There were few things I wished less to do. But I would not undo what Kettricken had so laboriously wrought. I could not. So I bowed and excused myself, and forced myself to cross the rain-pelted garden to present myself to Celerity. Faith and Shells immediately withdrew to a not-quite-discreet distance to watch us.

I bowed to her with absolute correctness. “Lady Celerity, I must thank you again for the scroll you sent me,” I said awkwardly. My heart was pounding.
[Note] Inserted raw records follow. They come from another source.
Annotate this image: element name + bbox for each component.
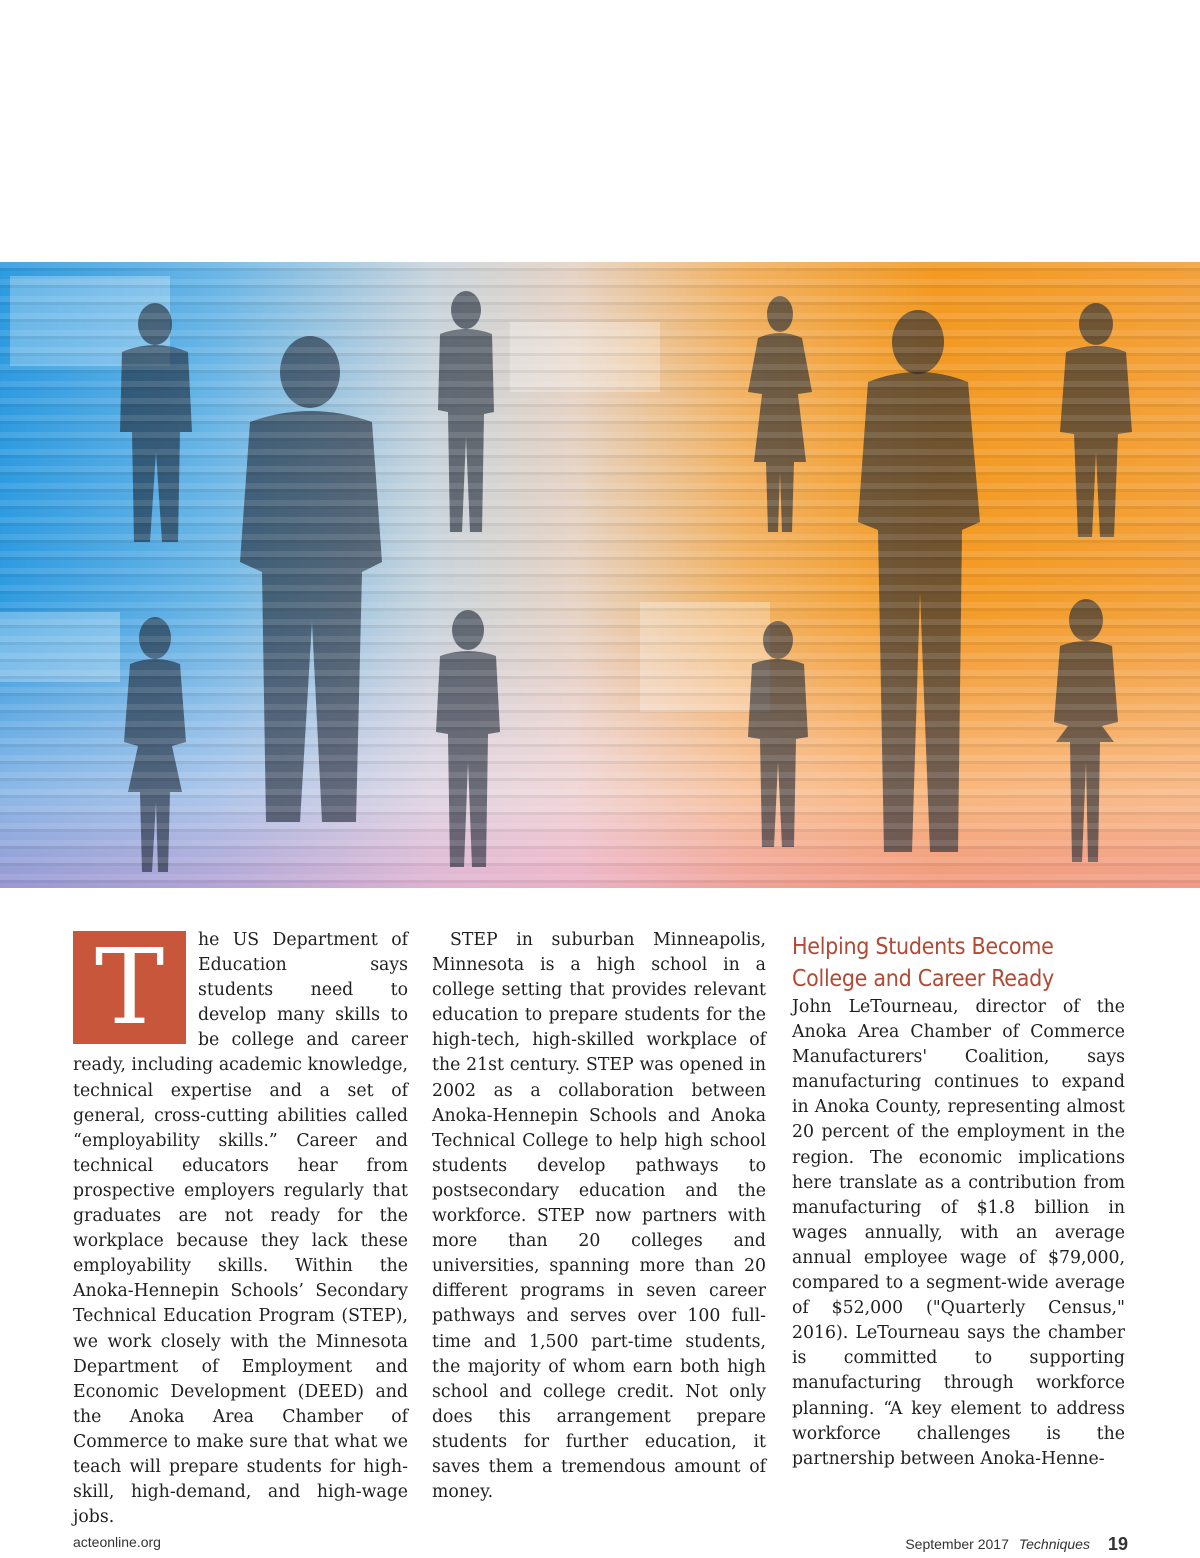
hero-scanlines bbox=[0, 262, 1200, 888]
article-column-1 bbox=[73, 928, 408, 1530]
footer-date: September 2017 bbox=[905, 1536, 1009, 1552]
intro-text: he US Department of Education says students need to develop many skills to be college and career ready, including academic knowledge, technical expertise and a set of general, cross-cutting abilities called “employability skills.” Career and technical educators hear from prospective employers regularly that graduates are not ready for the workplace because they lack these employability skills. Within the Anoka-Hennepin Schools’ Secondary Technical Education Program (STEP), we work closely with the Minnesota Department of Employment and Economic Development (DEED) and the Anoka Area Chamber of Commerce to make sure that what we teach will prepare students for high-skill, high-demand, and high-wage jobs. bbox=[73, 930, 408, 1528]
article-column-2 bbox=[432, 928, 766, 1505]
section-subhead: Helping Students Become College and Career Ready bbox=[792, 934, 1054, 992]
article-column-3 bbox=[792, 928, 1125, 1472]
footer-right bbox=[905, 1534, 1128, 1555]
step-paragraph: STEP in suburban Minneapolis, Minnesota is a high school in a college setting that provides relevant education to prepare students for the high-tech, high-skilled workplace of the 21st century. STEP was opened in 2002 as a collaboration between Anoka-Hennepin Schools and Anoka Technical College to help high school students develop pathways to postsecondary education and the workforce. STEP now partners with more than 20 colleges and universities, spanning more than 20 different programs in seven career pathways and serves over 100 full-time and 1,500 part-time students, the majority of whom earn both high school and college credit. Not only does this arrangement prepare students for further education, it saves them a tremendous amount of money. bbox=[432, 930, 766, 1503]
letourneau-paragraph: John LeTourneau, director of the Anoka Area Chamber of Commerce Manufacturers' Coalition, says manufacturing continues to expand in Anoka County, representing almost 20 percent of the employment in the region. The economic implications here translate as a contribution from manufacturing of $1.8 billion in wages annually, with an average annual employee wage of $79,000, compared to a segment-wide average of $52,000 ("Quarterly Census," 2016). LeTourneau says the chamber is committed to supporting manufacturing through workforce planning. “A key element to address workforce challenges is the partnership between Anoka-Henne- bbox=[792, 997, 1125, 1469]
page-number: 19 bbox=[1107, 1534, 1128, 1554]
hero-image bbox=[0, 262, 1200, 888]
intro-paragraph bbox=[73, 928, 408, 1530]
footer-site: acteonline.org bbox=[73, 1534, 161, 1550]
drop-cap: T bbox=[73, 931, 186, 1044]
footer-publication: Techniques bbox=[1018, 1536, 1090, 1552]
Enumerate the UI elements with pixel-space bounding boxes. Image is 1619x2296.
As was hers, I am sure, for a completely different reason.

She smiled at me through the falling rain. “I was glad to send it, and gladder of your reply. My father explained it to me. I hope you do not take it amiss that I showed it to him. I did not understand why you would belittle yourself so. He said, ‘The man who must brag for himself knows that no one else will.’ Then he told me there is no better way to learn the sea than at the oar of a boat. And that, in his younger years, the ax was always his weapon, too. He has promised my sisters and me a dory of our own, next summer, that we can take out on the sea on fine days….” She faltered suddenly. “I chatter, do I not?”

“Not at all, my lady,” I assured her quietly. I much preferred that she do the talking.

“My lady,” she repeated softly, and then blushed as furiously as if I had kissed her right there.